Now consider these comments by Tyler Cowen on Bryan Caplan’s new book The Case Against Education:
Bryan’s strangest assumption, namely a sociologically-rooted, actually anti-economics “conformity is stronger than you think” argument, which Bryan uses to assert the status quo will continue more or less indefinitely. It won’t. To the extent Bryan is correct (and that you can debate, but at least he is more correct than most people in the educational establishment will let on), competency-based learning and changes in employer behavior will in fact bring about a new equilibrium…not quickly, but certainly in well under two decades.
And what about on-line education? Well, a lot of students don’t like it because they have to actually work on their own and pay attention. To the extent education really is just signaling, that should give on-line options a brighter future all the more. But not in the Caplanian world view, as conformity serves once again as an intervening factor. For better or worse, Bryan’s book subverts economics as a science at least as much as it does education. Bryan of course is smart enough to see the trade-offs here, and he knows if the standard model of economic competition were allowed to reign supreme, we would (even with subsidies, relative to those subsidies) tend to see strong moves toward relatively efficient means of signaling, if only through changes in the relative sizes of institutions.
Tyler suggests that Bryan’s views imply competency-based learning and on-line education are more efficient signals, and so should win a market competition for customers. Yet I don’t see it. Yes, such approaches may let some learn more faster, and signal what they have learned. But Bryan and I see school as less about learning.
Both competency-based learning and on-line education divorce learning from its usual social conformity context. You can use them to learn what you want when you want, and then to prove what you’ve learned. You don’t have to commit to and keep up with a standard plan of what to learn when shared by a large cohort, nor be visibly compared to this cohort.

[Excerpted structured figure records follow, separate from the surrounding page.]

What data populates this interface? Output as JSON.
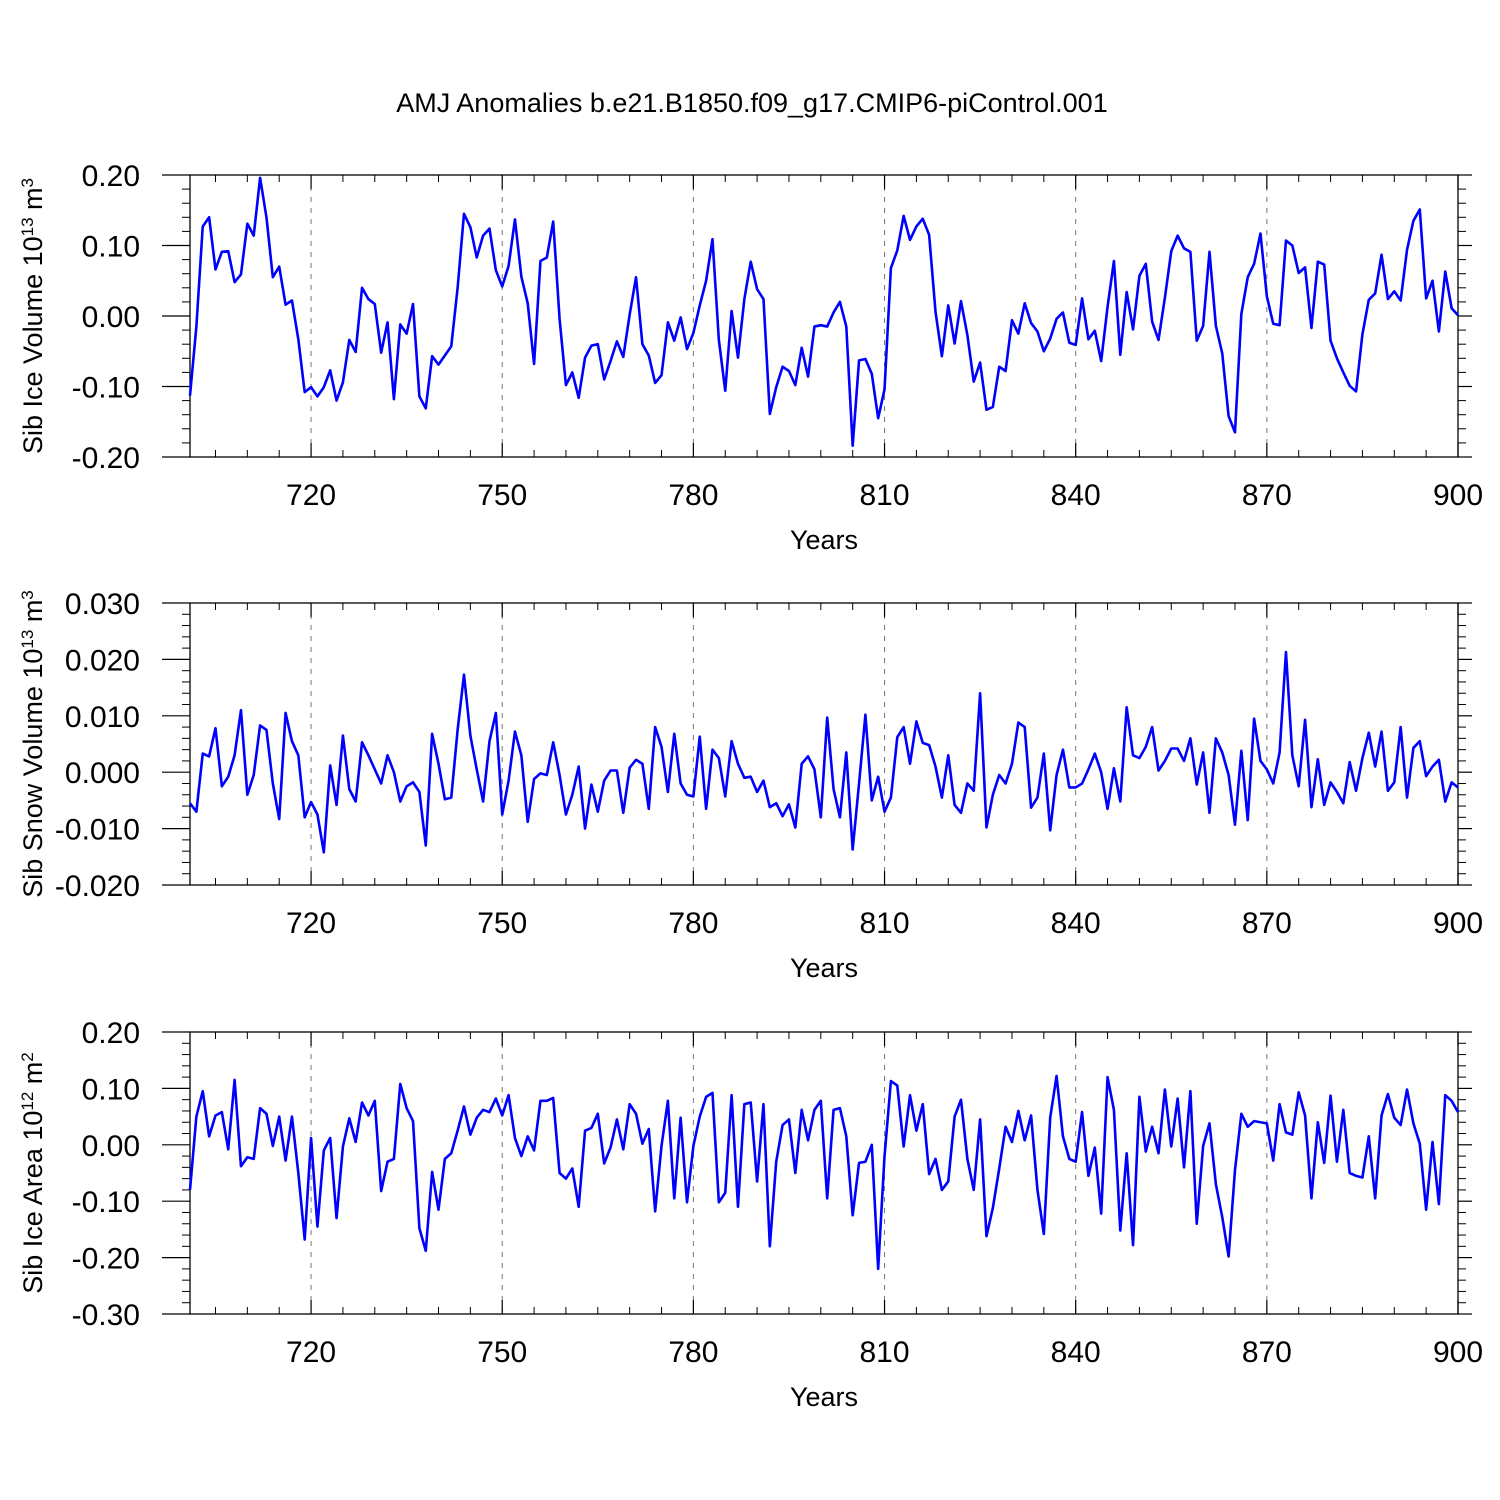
{
  "title": "AMJ Anomalies b.e21.B1850.f09_g17.CMIP6-piControl.001",
  "line_color": "#0000ff",
  "chart_data": [
    {
      "type": "line",
      "ylabel_main": "Sib Ice Volume 10",
      "ylabel_exp": "13",
      "ylabel_unit": " m",
      "ylabel_unit_exp": "3",
      "xlabel": "Years",
      "xlim": [
        701,
        900
      ],
      "ylim": [
        -0.2,
        0.2
      ],
      "x_ticks": [
        "720",
        "750",
        "780",
        "810",
        "840",
        "870",
        "900"
      ],
      "y_ticks": [
        "-0.20",
        "-0.10",
        "0.00",
        "0.10",
        "0.20"
      ],
      "x_start": 701,
      "values": [
        -0.113,
        -0.015,
        0.127,
        0.14,
        0.066,
        0.091,
        0.092,
        0.048,
        0.059,
        0.131,
        0.114,
        0.196,
        0.14,
        0.055,
        0.07,
        0.016,
        0.022,
        -0.033,
        -0.108,
        -0.101,
        -0.114,
        -0.101,
        -0.077,
        -0.12,
        -0.094,
        -0.034,
        -0.051,
        0.04,
        0.024,
        0.017,
        -0.052,
        -0.009,
        -0.118,
        -0.012,
        -0.025,
        0.017,
        -0.114,
        -0.131,
        -0.057,
        -0.069,
        -0.056,
        -0.043,
        0.04,
        0.145,
        0.126,
        0.083,
        0.114,
        0.124,
        0.065,
        0.042,
        0.071,
        0.137,
        0.056,
        0.018,
        -0.068,
        0.078,
        0.083,
        0.134,
        -0.004,
        -0.098,
        -0.08,
        -0.116,
        -0.059,
        -0.042,
        -0.04,
        -0.09,
        -0.064,
        -0.036,
        -0.058,
        0.002,
        0.055,
        -0.04,
        -0.056,
        -0.095,
        -0.084,
        -0.009,
        -0.035,
        -0.002,
        -0.047,
        -0.024,
        0.015,
        0.05,
        0.109,
        -0.034,
        -0.106,
        0.007,
        -0.059,
        0.024,
        0.077,
        0.038,
        0.024,
        -0.139,
        -0.101,
        -0.072,
        -0.078,
        -0.098,
        -0.045,
        -0.086,
        -0.015,
        -0.013,
        -0.015,
        0.005,
        0.02,
        -0.015,
        -0.184,
        -0.063,
        -0.061,
        -0.082,
        -0.145,
        -0.104,
        0.068,
        0.093,
        0.142,
        0.108,
        0.127,
        0.138,
        0.115,
        0.006,
        -0.057,
        0.015,
        -0.039,
        0.021,
        -0.027,
        -0.093,
        -0.066,
        -0.133,
        -0.129,
        -0.072,
        -0.078,
        -0.006,
        -0.025,
        0.018,
        -0.01,
        -0.022,
        -0.05,
        -0.032,
        -0.004,
        0.005,
        -0.038,
        -0.041,
        0.025,
        -0.033,
        -0.021,
        -0.064,
        0.013,
        0.078,
        -0.055,
        0.034,
        -0.019,
        0.057,
        0.074,
        -0.008,
        -0.034,
        0.026,
        0.092,
        0.114,
        0.096,
        0.091,
        -0.035,
        -0.014,
        0.091,
        -0.014,
        -0.053,
        -0.142,
        -0.165,
        0.003,
        0.055,
        0.074,
        0.117,
        0.028,
        -0.011,
        -0.013,
        0.107,
        0.1,
        0.061,
        0.069,
        -0.017,
        0.077,
        0.073,
        -0.035,
        -0.06,
        -0.08,
        -0.099,
        -0.107,
        -0.026,
        0.023,
        0.032,
        0.087,
        0.024,
        0.035,
        0.022,
        0.094,
        0.135,
        0.151,
        0.025,
        0.05,
        -0.022,
        0.063,
        0.011,
        0.001
      ]
    },
    {
      "type": "line",
      "ylabel_main": "Sib Snow Volume 10",
      "ylabel_exp": "13",
      "ylabel_unit": " m",
      "ylabel_unit_exp": "3",
      "xlabel": "Years",
      "xlim": [
        701,
        900
      ],
      "ylim": [
        -0.02,
        0.03
      ],
      "x_ticks": [
        "720",
        "750",
        "780",
        "810",
        "840",
        "870",
        "900"
      ],
      "y_ticks": [
        "-0.020",
        "-0.010",
        "0.000",
        "0.010",
        "0.020",
        "0.030"
      ],
      "x_start": 701,
      "values": [
        -0.0055,
        -0.007,
        0.0033,
        0.0028,
        0.0078,
        -0.0025,
        -0.0008,
        0.003,
        0.011,
        -0.004,
        -0.0005,
        0.0083,
        0.0075,
        -0.002,
        -0.0083,
        0.0105,
        0.0055,
        0.003,
        -0.008,
        -0.0053,
        -0.0075,
        -0.0142,
        0.0012,
        -0.0058,
        0.0065,
        -0.003,
        -0.0052,
        0.0053,
        0.003,
        0.0005,
        -0.002,
        0.003,
        0.0,
        -0.0052,
        -0.0025,
        -0.0018,
        -0.0035,
        -0.013,
        0.0068,
        0.0015,
        -0.0048,
        -0.0045,
        0.0075,
        0.0173,
        0.0065,
        0.0005,
        -0.0052,
        0.0055,
        0.0105,
        -0.0075,
        -0.0015,
        0.0072,
        0.003,
        -0.0088,
        -0.0012,
        -0.0002,
        -0.0005,
        0.0053,
        -0.0005,
        -0.0075,
        -0.004,
        0.001,
        -0.01,
        -0.0022,
        -0.007,
        -0.0015,
        0.0003,
        0.0003,
        -0.0072,
        0.0008,
        0.0022,
        0.0015,
        -0.0065,
        0.008,
        0.0045,
        -0.0035,
        0.0068,
        -0.002,
        -0.004,
        -0.0043,
        0.0063,
        -0.0065,
        0.004,
        0.0025,
        -0.0043,
        0.0055,
        0.0015,
        -0.001,
        -0.0008,
        -0.0035,
        -0.0015,
        -0.0062,
        -0.0055,
        -0.0078,
        -0.0057,
        -0.0098,
        0.0015,
        0.0028,
        0.0005,
        -0.008,
        0.0097,
        -0.003,
        -0.008,
        0.0035,
        -0.0137,
        -0.002,
        0.0102,
        -0.005,
        -0.0008,
        -0.007,
        -0.0045,
        0.0062,
        0.008,
        0.0015,
        0.009,
        0.0052,
        0.0048,
        0.001,
        -0.0045,
        0.003,
        -0.0058,
        -0.0072,
        -0.002,
        -0.0033,
        0.014,
        -0.0098,
        -0.004,
        -0.0005,
        -0.002,
        0.0015,
        0.0088,
        0.008,
        -0.0063,
        -0.0045,
        0.0033,
        -0.0103,
        -0.0005,
        0.004,
        -0.0027,
        -0.0027,
        -0.002,
        0.0005,
        0.0033,
        0.0,
        -0.0065,
        0.0007,
        -0.0052,
        0.0115,
        0.003,
        0.0025,
        0.0045,
        0.008,
        0.0003,
        0.002,
        0.0042,
        0.0042,
        0.002,
        0.006,
        -0.0022,
        0.0035,
        -0.0072,
        0.006,
        0.0035,
        -0.0005,
        -0.0093,
        0.0038,
        -0.0085,
        0.0095,
        0.002,
        0.0005,
        -0.002,
        0.0035,
        0.0213,
        0.003,
        -0.0025,
        0.0093,
        -0.0062,
        0.0023,
        -0.0058,
        -0.0018,
        -0.0035,
        -0.0055,
        0.0018,
        -0.0033,
        0.0025,
        0.007,
        0.001,
        0.0072,
        -0.0033,
        -0.0018,
        0.008,
        -0.0045,
        0.0043,
        0.0055,
        -0.0007,
        0.001,
        0.0022,
        -0.0052,
        -0.0018,
        -0.0027
      ]
    },
    {
      "type": "line",
      "ylabel_main": "Sib Ice Area 10",
      "ylabel_exp": "12",
      "ylabel_unit": " m",
      "ylabel_unit_exp": "2",
      "xlabel": "Years",
      "xlim": [
        701,
        900
      ],
      "ylim": [
        -0.3,
        0.2
      ],
      "x_ticks": [
        "720",
        "750",
        "780",
        "810",
        "840",
        "870",
        "900"
      ],
      "y_ticks": [
        "-0.30",
        "-0.20",
        "-0.10",
        "0.00",
        "0.10",
        "0.20"
      ],
      "x_start": 701,
      "values": [
        -0.08,
        0.05,
        0.095,
        0.015,
        0.052,
        0.058,
        -0.008,
        0.115,
        -0.038,
        -0.022,
        -0.025,
        0.065,
        0.055,
        -0.002,
        0.05,
        -0.028,
        0.05,
        -0.05,
        -0.168,
        0.012,
        -0.145,
        -0.01,
        0.012,
        -0.13,
        -0.003,
        0.047,
        0.005,
        0.075,
        0.052,
        0.078,
        -0.082,
        -0.03,
        -0.025,
        0.108,
        0.065,
        0.042,
        -0.148,
        -0.188,
        -0.048,
        -0.115,
        -0.025,
        -0.015,
        0.025,
        0.068,
        0.018,
        0.048,
        0.062,
        0.058,
        0.082,
        0.052,
        0.088,
        0.012,
        -0.02,
        0.015,
        -0.01,
        0.078,
        0.078,
        0.083,
        -0.05,
        -0.06,
        -0.042,
        -0.11,
        0.025,
        0.03,
        0.055,
        -0.033,
        -0.005,
        0.045,
        -0.008,
        0.072,
        0.055,
        0.002,
        0.028,
        -0.118,
        -0.002,
        0.078,
        -0.095,
        0.048,
        -0.102,
        -0.002,
        0.05,
        0.085,
        0.092,
        -0.102,
        -0.085,
        0.088,
        -0.11,
        0.072,
        0.075,
        -0.065,
        0.072,
        -0.18,
        -0.03,
        0.035,
        0.045,
        -0.05,
        0.062,
        0.008,
        0.062,
        0.078,
        -0.095,
        0.062,
        0.065,
        0.015,
        -0.125,
        -0.032,
        -0.03,
        0.0,
        -0.22,
        -0.02,
        0.113,
        0.105,
        -0.003,
        0.088,
        0.025,
        0.072,
        -0.052,
        -0.025,
        -0.08,
        -0.065,
        0.05,
        0.08,
        -0.025,
        -0.08,
        0.045,
        -0.162,
        -0.112,
        -0.042,
        0.032,
        0.005,
        0.06,
        0.008,
        0.052,
        -0.08,
        -0.158,
        0.048,
        0.122,
        0.015,
        -0.025,
        -0.03,
        0.058,
        -0.055,
        -0.005,
        -0.122,
        0.12,
        0.062,
        -0.152,
        -0.015,
        -0.178,
        0.085,
        -0.012,
        0.032,
        -0.015,
        0.098,
        -0.003,
        0.082,
        -0.04,
        0.095,
        -0.14,
        -0.002,
        0.038,
        -0.07,
        -0.128,
        -0.198,
        -0.045,
        0.055,
        0.032,
        0.042,
        0.04,
        0.038,
        -0.028,
        0.072,
        0.022,
        0.018,
        0.093,
        0.052,
        -0.095,
        0.04,
        -0.032,
        0.087,
        -0.03,
        0.062,
        -0.05,
        -0.055,
        -0.058,
        0.015,
        -0.095,
        0.052,
        0.09,
        0.048,
        0.035,
        0.098,
        0.038,
        0.002,
        -0.115,
        0.005,
        -0.105,
        0.088,
        0.078,
        0.058
      ]
    }
  ]
}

Yes, such variations may let one better show initiative, independence, creativity, and self-actualization. And yes, we give lip service to admiring such features. But employers are not usually that eager to see such features in their employees. The usual learning plan, in contrast, is much more like a typical workplace, where workers have less freedom to choose their projects, must coordinate plans closely, and must deal with office politics and conformity pressures. It seems to me that success in the usual schooling plans work better as a signal of future workplace performance, and so would not be outcompeted by competency-based learning and on-line education. Even if they let you learn some things faster, and even if change was easier than it is.